Sellal et le «namous du Printemps arabe»

Le carnaval tirant à sa fin, Sellal remonte sur selle. Décidé à empaler les opposants au 4e mandat assimilés, sans coup férir, à des agents étrangers. «Certains nous parlent du Printemps arabe. On ne sait pas d’où provient had namous, ce moustique. Nous lui avons fermé toutes les issues, il persiste et veut s’introduire chez nous par la fenêtre. Mais avec le moubid (gaz anti-moustique de fabrication locale, ndlr) et le fly-tox, nous nous débarrasserons de lui.» Un cantique, rappelant ailleurs de sinistres gazages d’opposants, et qui a valeur de sommation. «Le Président s’engage, selon lui, à continuer à lutter contre la marginalisation, contre ceux qui prônent le défaitisme, ceux qui sont de mauvaise foi…» Se disant «propres et décidés à le rester», Sellal prévient les «jeunes» : «N’écoutez pas les auteurs des campagnes calomnieuses contre la dignité des Algériens, les cadres de l’Etat (…) Cet homme (Abdelaziz Bouteflika), nous avons besoin de lui.

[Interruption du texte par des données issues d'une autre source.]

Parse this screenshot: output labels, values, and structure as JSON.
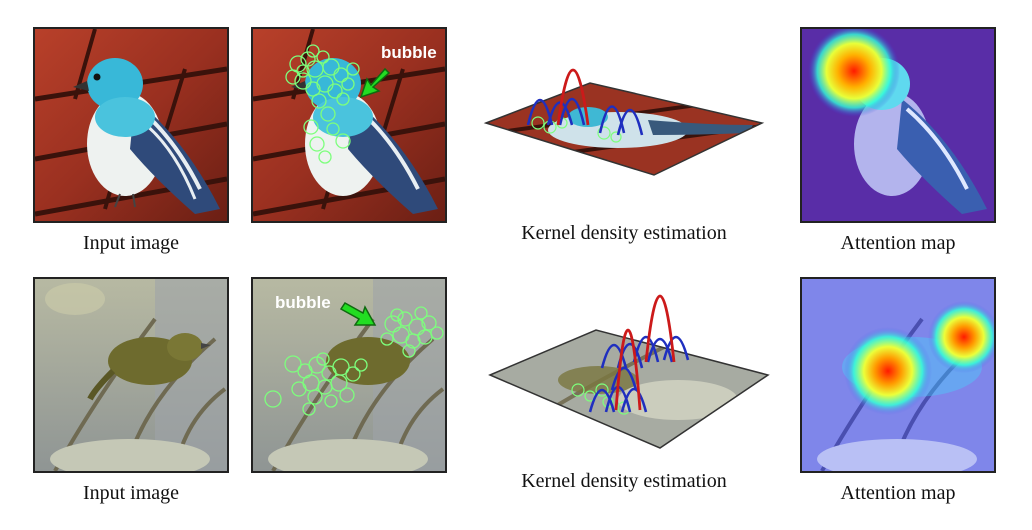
{
  "rows": [
    {
      "input_caption": "Input image",
      "bubble_label": "bubble",
      "kde_caption": "Kernel density estimation",
      "attention_caption": "Attention map"
    },
    {
      "input_caption": "Input image",
      "bubble_label": "bubble",
      "kde_caption": "Kernel density estimation",
      "attention_caption": "Attention map"
    }
  ],
  "colors": {
    "bubble_circles": "#7dff7d",
    "arrow": "#22dd22",
    "kde_blue": "#1f2fbf",
    "kde_red": "#cc1a1a",
    "attention_hot": "#ff2a00",
    "attention_cold": "#3b3bdc"
  }
}
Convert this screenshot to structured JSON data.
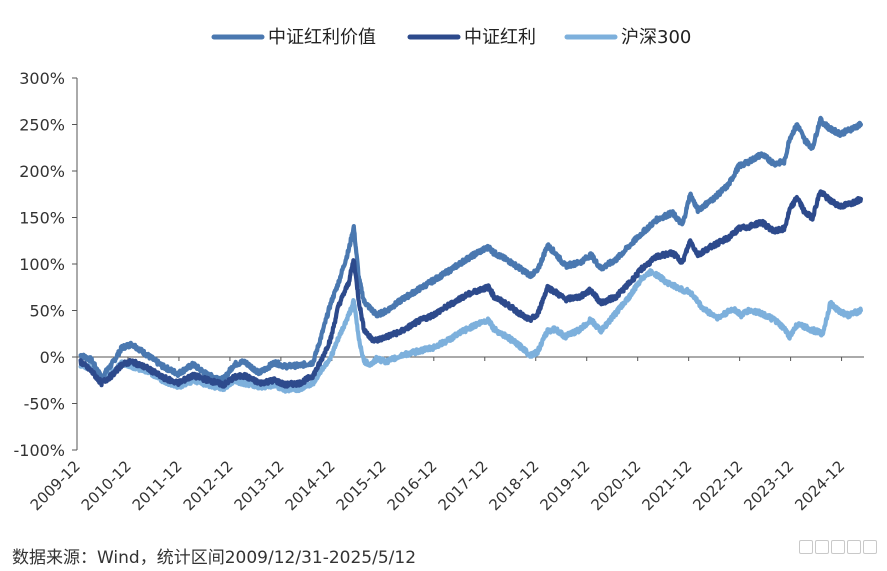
{
  "chart_data": {
    "type": "line",
    "ylim": [
      -100,
      300
    ],
    "y_ticks": [
      "300%",
      "250%",
      "200%",
      "150%",
      "100%",
      "50%",
      "0%",
      "-50%",
      "-100%"
    ],
    "y_tick_values": [
      300,
      250,
      200,
      150,
      100,
      50,
      0,
      -50,
      -100
    ],
    "x_tick_labels": [
      "2009-12",
      "2010-12",
      "2011-12",
      "2012-12",
      "2013-12",
      "2014-12",
      "2015-12",
      "2016-12",
      "2017-12",
      "2018-12",
      "2019-12",
      "2020-12",
      "2021-12",
      "2022-12",
      "2023-12",
      "2024-12"
    ],
    "x_tick_years": [
      2009.92,
      2010.92,
      2011.92,
      2012.92,
      2013.92,
      2014.92,
      2015.92,
      2016.92,
      2017.92,
      2018.92,
      2019.92,
      2020.92,
      2021.92,
      2022.92,
      2023.92,
      2024.92
    ],
    "xlim": [
      2009.92,
      2025.36
    ],
    "grid": false,
    "legend_position": "top-center",
    "series": [
      {
        "name": "中证红利价值",
        "color": "#4a78b0",
        "points": [
          [
            2009.99,
            2
          ],
          [
            2010.2,
            -3
          ],
          [
            2010.4,
            -22
          ],
          [
            2010.6,
            -8
          ],
          [
            2010.8,
            10
          ],
          [
            2011.0,
            14
          ],
          [
            2011.3,
            2
          ],
          [
            2011.6,
            -10
          ],
          [
            2011.9,
            -18
          ],
          [
            2012.2,
            -8
          ],
          [
            2012.5,
            -20
          ],
          [
            2012.8,
            -24
          ],
          [
            2013.0,
            -8
          ],
          [
            2013.2,
            -5
          ],
          [
            2013.5,
            -17
          ],
          [
            2013.8,
            -6
          ],
          [
            2014.0,
            -10
          ],
          [
            2014.3,
            -9
          ],
          [
            2014.55,
            -6
          ],
          [
            2014.7,
            20
          ],
          [
            2014.9,
            58
          ],
          [
            2015.05,
            80
          ],
          [
            2015.25,
            115
          ],
          [
            2015.35,
            140
          ],
          [
            2015.45,
            85
          ],
          [
            2015.55,
            60
          ],
          [
            2015.68,
            52
          ],
          [
            2015.8,
            45
          ],
          [
            2016.0,
            50
          ],
          [
            2016.3,
            62
          ],
          [
            2016.6,
            72
          ],
          [
            2016.9,
            82
          ],
          [
            2017.2,
            92
          ],
          [
            2017.5,
            103
          ],
          [
            2017.8,
            113
          ],
          [
            2018.0,
            118
          ],
          [
            2018.1,
            112
          ],
          [
            2018.4,
            103
          ],
          [
            2018.7,
            92
          ],
          [
            2018.8,
            88
          ],
          [
            2018.95,
            92
          ],
          [
            2019.15,
            120
          ],
          [
            2019.3,
            112
          ],
          [
            2019.5,
            98
          ],
          [
            2019.8,
            102
          ],
          [
            2020.0,
            110
          ],
          [
            2020.2,
            95
          ],
          [
            2020.5,
            105
          ],
          [
            2020.8,
            122
          ],
          [
            2021.0,
            133
          ],
          [
            2021.3,
            148
          ],
          [
            2021.6,
            155
          ],
          [
            2021.8,
            142
          ],
          [
            2021.95,
            175
          ],
          [
            2022.1,
            158
          ],
          [
            2022.4,
            170
          ],
          [
            2022.7,
            185
          ],
          [
            2022.9,
            205
          ],
          [
            2023.1,
            210
          ],
          [
            2023.35,
            218
          ],
          [
            2023.6,
            208
          ],
          [
            2023.8,
            210
          ],
          [
            2023.9,
            235
          ],
          [
            2024.05,
            250
          ],
          [
            2024.2,
            233
          ],
          [
            2024.35,
            225
          ],
          [
            2024.5,
            255
          ],
          [
            2024.7,
            245
          ],
          [
            2024.9,
            240
          ],
          [
            2025.1,
            245
          ],
          [
            2025.3,
            250
          ]
        ]
      },
      {
        "name": "中证红利",
        "color": "#2d4a8c",
        "points": [
          [
            2009.99,
            -5
          ],
          [
            2010.2,
            -15
          ],
          [
            2010.4,
            -28
          ],
          [
            2010.6,
            -20
          ],
          [
            2010.8,
            -8
          ],
          [
            2011.0,
            -5
          ],
          [
            2011.3,
            -12
          ],
          [
            2011.6,
            -22
          ],
          [
            2011.9,
            -28
          ],
          [
            2012.2,
            -20
          ],
          [
            2012.5,
            -25
          ],
          [
            2012.8,
            -30
          ],
          [
            2013.0,
            -22
          ],
          [
            2013.2,
            -20
          ],
          [
            2013.5,
            -28
          ],
          [
            2013.8,
            -25
          ],
          [
            2014.0,
            -30
          ],
          [
            2014.3,
            -28
          ],
          [
            2014.55,
            -20
          ],
          [
            2014.7,
            -5
          ],
          [
            2014.9,
            20
          ],
          [
            2015.05,
            55
          ],
          [
            2015.25,
            80
          ],
          [
            2015.35,
            105
          ],
          [
            2015.45,
            60
          ],
          [
            2015.55,
            30
          ],
          [
            2015.68,
            20
          ],
          [
            2015.8,
            18
          ],
          [
            2016.0,
            22
          ],
          [
            2016.3,
            28
          ],
          [
            2016.6,
            38
          ],
          [
            2016.9,
            45
          ],
          [
            2017.2,
            55
          ],
          [
            2017.5,
            65
          ],
          [
            2017.8,
            72
          ],
          [
            2018.0,
            75
          ],
          [
            2018.1,
            65
          ],
          [
            2018.4,
            55
          ],
          [
            2018.7,
            43
          ],
          [
            2018.8,
            40
          ],
          [
            2018.95,
            45
          ],
          [
            2019.15,
            75
          ],
          [
            2019.3,
            70
          ],
          [
            2019.5,
            62
          ],
          [
            2019.8,
            65
          ],
          [
            2020.0,
            72
          ],
          [
            2020.2,
            58
          ],
          [
            2020.5,
            65
          ],
          [
            2020.8,
            82
          ],
          [
            2021.0,
            95
          ],
          [
            2021.3,
            108
          ],
          [
            2021.6,
            112
          ],
          [
            2021.8,
            102
          ],
          [
            2021.95,
            125
          ],
          [
            2022.1,
            110
          ],
          [
            2022.4,
            120
          ],
          [
            2022.7,
            128
          ],
          [
            2022.9,
            138
          ],
          [
            2023.1,
            140
          ],
          [
            2023.35,
            145
          ],
          [
            2023.6,
            135
          ],
          [
            2023.8,
            138
          ],
          [
            2023.9,
            158
          ],
          [
            2024.05,
            172
          ],
          [
            2024.2,
            155
          ],
          [
            2024.35,
            150
          ],
          [
            2024.5,
            178
          ],
          [
            2024.7,
            168
          ],
          [
            2024.9,
            162
          ],
          [
            2025.1,
            165
          ],
          [
            2025.3,
            170
          ]
        ]
      },
      {
        "name": "沪深300",
        "color": "#7db0dc",
        "points": [
          [
            2009.99,
            -8
          ],
          [
            2010.2,
            -12
          ],
          [
            2010.4,
            -26
          ],
          [
            2010.6,
            -18
          ],
          [
            2010.8,
            -6
          ],
          [
            2011.0,
            -10
          ],
          [
            2011.3,
            -15
          ],
          [
            2011.6,
            -25
          ],
          [
            2011.9,
            -32
          ],
          [
            2012.2,
            -25
          ],
          [
            2012.5,
            -30
          ],
          [
            2012.8,
            -34
          ],
          [
            2013.0,
            -25
          ],
          [
            2013.2,
            -28
          ],
          [
            2013.5,
            -32
          ],
          [
            2013.8,
            -30
          ],
          [
            2014.0,
            -35
          ],
          [
            2014.3,
            -34
          ],
          [
            2014.55,
            -28
          ],
          [
            2014.7,
            -15
          ],
          [
            2014.9,
            0
          ],
          [
            2015.05,
            20
          ],
          [
            2015.25,
            45
          ],
          [
            2015.35,
            60
          ],
          [
            2015.45,
            20
          ],
          [
            2015.55,
            -5
          ],
          [
            2015.68,
            -8
          ],
          [
            2015.8,
            -2
          ],
          [
            2016.0,
            -5
          ],
          [
            2016.3,
            2
          ],
          [
            2016.6,
            6
          ],
          [
            2016.9,
            10
          ],
          [
            2017.2,
            18
          ],
          [
            2017.5,
            28
          ],
          [
            2017.8,
            36
          ],
          [
            2018.0,
            40
          ],
          [
            2018.1,
            30
          ],
          [
            2018.4,
            20
          ],
          [
            2018.7,
            8
          ],
          [
            2018.8,
            2
          ],
          [
            2018.95,
            5
          ],
          [
            2019.15,
            28
          ],
          [
            2019.3,
            30
          ],
          [
            2019.5,
            22
          ],
          [
            2019.8,
            30
          ],
          [
            2020.0,
            40
          ],
          [
            2020.2,
            28
          ],
          [
            2020.5,
            48
          ],
          [
            2020.8,
            68
          ],
          [
            2021.0,
            85
          ],
          [
            2021.2,
            92
          ],
          [
            2021.5,
            80
          ],
          [
            2021.8,
            72
          ],
          [
            2021.95,
            70
          ],
          [
            2022.2,
            52
          ],
          [
            2022.5,
            42
          ],
          [
            2022.8,
            52
          ],
          [
            2022.95,
            45
          ],
          [
            2023.1,
            50
          ],
          [
            2023.3,
            48
          ],
          [
            2023.6,
            40
          ],
          [
            2023.8,
            30
          ],
          [
            2023.9,
            22
          ],
          [
            2024.05,
            35
          ],
          [
            2024.3,
            30
          ],
          [
            2024.55,
            25
          ],
          [
            2024.7,
            58
          ],
          [
            2024.85,
            50
          ],
          [
            2025.05,
            45
          ],
          [
            2025.3,
            50
          ]
        ]
      }
    ]
  },
  "source_note": "数据来源：Wind，统计区间2009/12/31-2025/5/12"
}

Lui qui a tout donné pour son pays.» Des promesses de campagnes, Sellal, il en débitera à la pelle. Sous les ovations d’un public intéressé. Emploi : «Nous allons continuer, avec notre candidat, à multiplier les projets Ansej et CNAC (…).» Un dispositif spécial, ajoute-t-il, sera dédié exclusivement aux vrais diplômés d’universités. Des «start-up», dit-il, soutenues et prises en main par les pouvoirs publics. Concernant l’accès au logement, l’ex-Premier ministre annonce que les «succès se poursuivront» et que «désormais même les jeunes diplômés universitaires ouvriront droit».  Sellal évoque les prétentions présidentielles à opérer un «renouveau politique» dans la perspective de l’«ouverture démocratique». Il réitère le vœu de la construction d’une «économie forte» basée sur la valeur du travail. «En Algérie, il ne nous manque qu’une seule chose : le bonheur ! Aux Algériens je dis : Aimez-vous les uns les autres.»

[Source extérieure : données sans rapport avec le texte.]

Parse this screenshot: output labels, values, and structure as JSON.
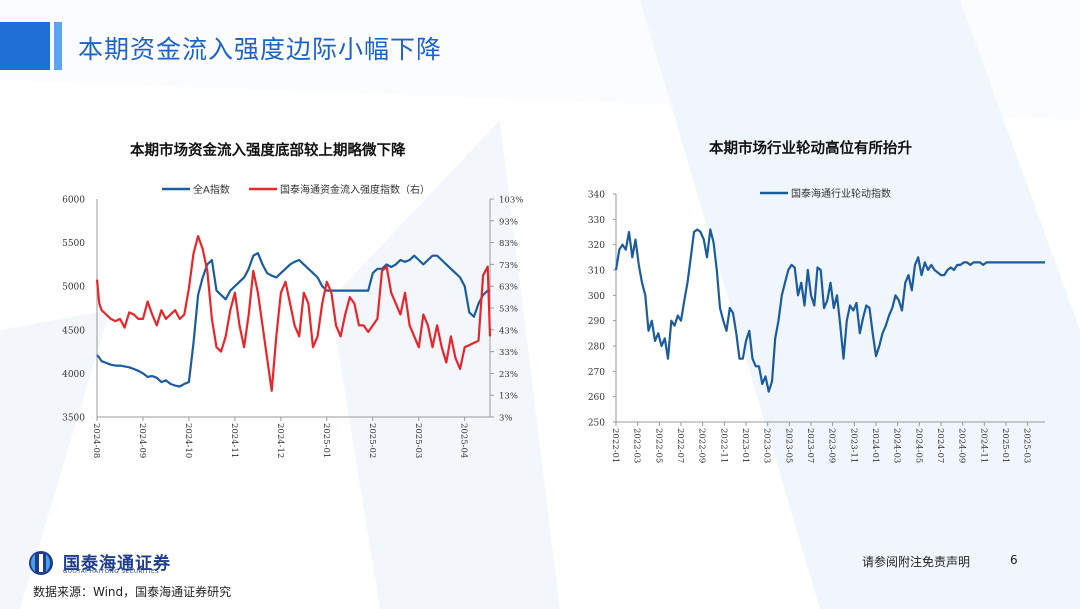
{
  "page": {
    "title": "本期资金流入强度边际小幅下降",
    "source": "数据来源：Wind，国泰海通证券研究",
    "disclaimer": "请参阅附注免责声明",
    "page_number": "6",
    "logo_cn": "国泰海通证券",
    "logo_en": "GUOTAI HAITONG SECURITIES"
  },
  "colors": {
    "accent": "#1f6fd6",
    "accent_light": "#5ea3f2",
    "series_blue": "#1b5c9e",
    "series_red": "#e8262a",
    "chart2_blue": "#1b5c9e"
  },
  "chart_data": [
    {
      "type": "line",
      "title": "本期市场资金流入强度底部较上期略微下降",
      "x_ticks": [
        "2024-08",
        "2024-09",
        "2024-10",
        "2024-11",
        "2024-12",
        "2025-01",
        "2025-02",
        "2025-03",
        "2025-04"
      ],
      "y_left": {
        "ylim": [
          3500,
          6000
        ],
        "ticks": [
          "6000",
          "5500",
          "5000",
          "4500",
          "4000",
          "3500"
        ]
      },
      "y_right": {
        "ylim": [
          3,
          103
        ],
        "ticks": [
          "103%",
          "93%",
          "83%",
          "73%",
          "63%",
          "53%",
          "43%",
          "33%",
          "23%",
          "13%",
          "3%"
        ]
      },
      "legend_position": "top",
      "x_range": [
        0,
        8.55
      ],
      "series": [
        {
          "name": "全A指数",
          "axis": "left",
          "x": [
            0,
            0.05,
            0.1,
            0.2,
            0.3,
            0.4,
            0.5,
            0.6,
            0.7,
            0.8,
            0.9,
            1.0,
            1.1,
            1.2,
            1.3,
            1.4,
            1.5,
            1.6,
            1.7,
            1.8,
            1.9,
            2.0,
            2.1,
            2.2,
            2.3,
            2.4,
            2.5,
            2.6,
            2.7,
            2.8,
            2.9,
            3.0,
            3.1,
            3.2,
            3.3,
            3.4,
            3.5,
            3.6,
            3.7,
            3.8,
            3.9,
            4.0,
            4.1,
            4.2,
            4.3,
            4.4,
            4.5,
            4.6,
            4.7,
            4.8,
            4.9,
            5.0,
            5.1,
            5.2,
            5.3,
            5.4,
            5.5,
            5.6,
            5.7,
            5.8,
            5.9,
            6.0,
            6.1,
            6.2,
            6.3,
            6.4,
            6.5,
            6.6,
            6.7,
            6.8,
            6.9,
            7.0,
            7.1,
            7.2,
            7.3,
            7.4,
            7.5,
            7.6,
            7.7,
            7.8,
            7.9,
            8.0,
            8.1,
            8.2,
            8.3,
            8.4,
            8.5,
            8.55
          ],
          "values": [
            4210,
            4180,
            4140,
            4120,
            4100,
            4090,
            4090,
            4080,
            4070,
            4050,
            4030,
            4000,
            3960,
            3970,
            3950,
            3900,
            3920,
            3880,
            3860,
            3850,
            3880,
            3900,
            4350,
            4900,
            5100,
            5250,
            5300,
            4950,
            4900,
            4850,
            4950,
            5000,
            5050,
            5100,
            5200,
            5350,
            5380,
            5250,
            5150,
            5120,
            5100,
            5150,
            5200,
            5250,
            5280,
            5300,
            5250,
            5200,
            5150,
            5100,
            5000,
            4950,
            4950,
            4950,
            4950,
            4950,
            4950,
            4950,
            4950,
            4950,
            4950,
            5150,
            5200,
            5200,
            5250,
            5220,
            5250,
            5300,
            5280,
            5300,
            5350,
            5300,
            5250,
            5300,
            5350,
            5350,
            5300,
            5250,
            5200,
            5150,
            5100,
            5000,
            4700,
            4650,
            4800,
            4900,
            4950,
            4950
          ]
        },
        {
          "name": "国泰海通资金流入强度指数（右）",
          "axis": "right",
          "x": [
            0,
            0.05,
            0.1,
            0.2,
            0.3,
            0.4,
            0.5,
            0.6,
            0.7,
            0.8,
            0.9,
            1.0,
            1.1,
            1.2,
            1.3,
            1.4,
            1.5,
            1.6,
            1.7,
            1.8,
            1.9,
            2.0,
            2.1,
            2.2,
            2.3,
            2.4,
            2.5,
            2.6,
            2.7,
            2.8,
            2.9,
            3.0,
            3.1,
            3.2,
            3.3,
            3.4,
            3.5,
            3.6,
            3.7,
            3.8,
            3.9,
            4.0,
            4.1,
            4.2,
            4.3,
            4.4,
            4.5,
            4.6,
            4.7,
            4.8,
            4.9,
            5.0,
            5.1,
            5.2,
            5.3,
            5.4,
            5.5,
            5.6,
            5.7,
            5.8,
            5.9,
            6.0,
            6.1,
            6.2,
            6.3,
            6.4,
            6.5,
            6.6,
            6.7,
            6.8,
            6.9,
            7.0,
            7.1,
            7.2,
            7.3,
            7.4,
            7.5,
            7.6,
            7.7,
            7.8,
            7.9,
            8.0,
            8.1,
            8.2,
            8.3,
            8.4,
            8.5,
            8.55
          ],
          "values": [
            66,
            55,
            52,
            50,
            48,
            47,
            48,
            44,
            51,
            50,
            48,
            48,
            56,
            50,
            45,
            52,
            48,
            50,
            52,
            48,
            50,
            62,
            78,
            86,
            80,
            70,
            48,
            35,
            33,
            40,
            52,
            60,
            45,
            35,
            50,
            70,
            60,
            45,
            30,
            15,
            40,
            60,
            65,
            55,
            45,
            40,
            60,
            55,
            35,
            40,
            55,
            65,
            60,
            45,
            40,
            50,
            58,
            55,
            45,
            45,
            42,
            45,
            48,
            70,
            72,
            60,
            55,
            50,
            60,
            45,
            40,
            35,
            50,
            45,
            35,
            45,
            35,
            28,
            40,
            30,
            25,
            35,
            36,
            37,
            38,
            68,
            72,
            40
          ]
        }
      ]
    },
    {
      "type": "line",
      "title": "本期市场行业轮动高位有所抬升",
      "x_ticks": [
        "2022-01",
        "2022-03",
        "2022-05",
        "2022-07",
        "2022-09",
        "2022-11",
        "2023-01",
        "2023-03",
        "2023-05",
        "2023-07",
        "2023-09",
        "2023-11",
        "2024-01",
        "2024-03",
        "2024-05",
        "2024-07",
        "2024-09",
        "2024-11",
        "2025-01",
        "2025-03"
      ],
      "ylim": [
        250,
        340
      ],
      "y_ticks": [
        "340",
        "330",
        "320",
        "310",
        "300",
        "290",
        "280",
        "270",
        "260",
        "250"
      ],
      "legend_position": "top",
      "x_range": [
        0,
        39.6
      ],
      "series": [
        {
          "name": "国泰海通行业轮动指数",
          "x": [
            0,
            0.3,
            0.6,
            0.9,
            1.2,
            1.5,
            1.8,
            2.1,
            2.4,
            2.7,
            3.0,
            3.3,
            3.6,
            3.9,
            4.2,
            4.5,
            4.8,
            5.1,
            5.4,
            5.7,
            6.0,
            6.3,
            6.6,
            6.9,
            7.2,
            7.5,
            7.8,
            8.1,
            8.4,
            8.7,
            9.0,
            9.3,
            9.6,
            9.9,
            10.2,
            10.5,
            10.8,
            11.1,
            11.4,
            11.7,
            12.0,
            12.3,
            12.6,
            12.9,
            13.2,
            13.5,
            13.8,
            14.1,
            14.4,
            14.7,
            15.0,
            15.3,
            15.6,
            15.9,
            16.2,
            16.5,
            16.8,
            17.1,
            17.4,
            17.7,
            18.0,
            18.3,
            18.6,
            18.9,
            19.2,
            19.5,
            19.8,
            20.1,
            20.4,
            20.7,
            21.0,
            21.3,
            21.6,
            21.9,
            22.2,
            22.5,
            22.8,
            23.1,
            23.4,
            23.7,
            24.0,
            24.3,
            24.6,
            24.9,
            25.2,
            25.5,
            25.8,
            26.1,
            26.4,
            26.7,
            27.0,
            27.3,
            27.6,
            27.9,
            28.2,
            28.5,
            28.8,
            29.1,
            29.4,
            29.7,
            30.0,
            30.3,
            30.6,
            30.9,
            31.2,
            31.5,
            31.8,
            32.1,
            32.4,
            32.7,
            33.0,
            33.3,
            33.6,
            33.9,
            34.2,
            34.5,
            34.8,
            35.1,
            35.4,
            35.7,
            36.0,
            36.3,
            36.6,
            36.9,
            37.2,
            37.5,
            37.8,
            38.1,
            38.4,
            38.7,
            39.0,
            39.3,
            39.6
          ],
          "values": [
            310,
            318,
            320,
            318,
            325,
            315,
            322,
            312,
            305,
            300,
            286,
            290,
            282,
            285,
            280,
            283,
            275,
            290,
            288,
            292,
            290,
            298,
            305,
            315,
            325,
            326,
            325,
            322,
            315,
            326,
            321,
            310,
            295,
            290,
            286,
            295,
            293,
            285,
            275,
            275,
            282,
            286,
            275,
            272,
            272,
            265,
            268,
            262,
            266,
            283,
            290,
            300,
            305,
            310,
            312,
            311,
            300,
            305,
            296,
            310,
            300,
            296,
            311,
            310,
            295,
            298,
            305,
            295,
            300,
            288,
            275,
            290,
            296,
            294,
            297,
            285,
            291,
            296,
            295,
            285,
            276,
            280,
            285,
            288,
            292,
            295,
            300,
            298,
            294,
            305,
            308,
            302,
            312,
            315,
            308,
            313,
            310,
            312,
            310,
            309,
            308,
            308,
            310,
            311,
            310,
            312,
            312,
            313,
            313,
            312,
            313,
            313,
            313,
            312,
            313,
            313,
            313,
            313,
            313,
            313,
            313,
            313,
            313,
            313,
            313,
            313,
            313,
            313,
            313,
            313,
            313,
            313,
            313
          ]
        }
      ]
    }
  ]
}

Sellal finira son speech en mode imam. Ses prières égrainées en chapelet. «J’ai toujours dit : laissez les jeunes vivre !», achève-t-il de dire dans l’hystérie générale. La salle commençait déjà à se vider. Sellal quittera difficilement la salle, soulevé par la marée humaine. Une pluie de confettis et ballons gonflés au CO2 s’abat à même la scène. Une scène inondée de monde. Une razzia à l’œuvre où seuls les emblèmes étaient sortis indemnes.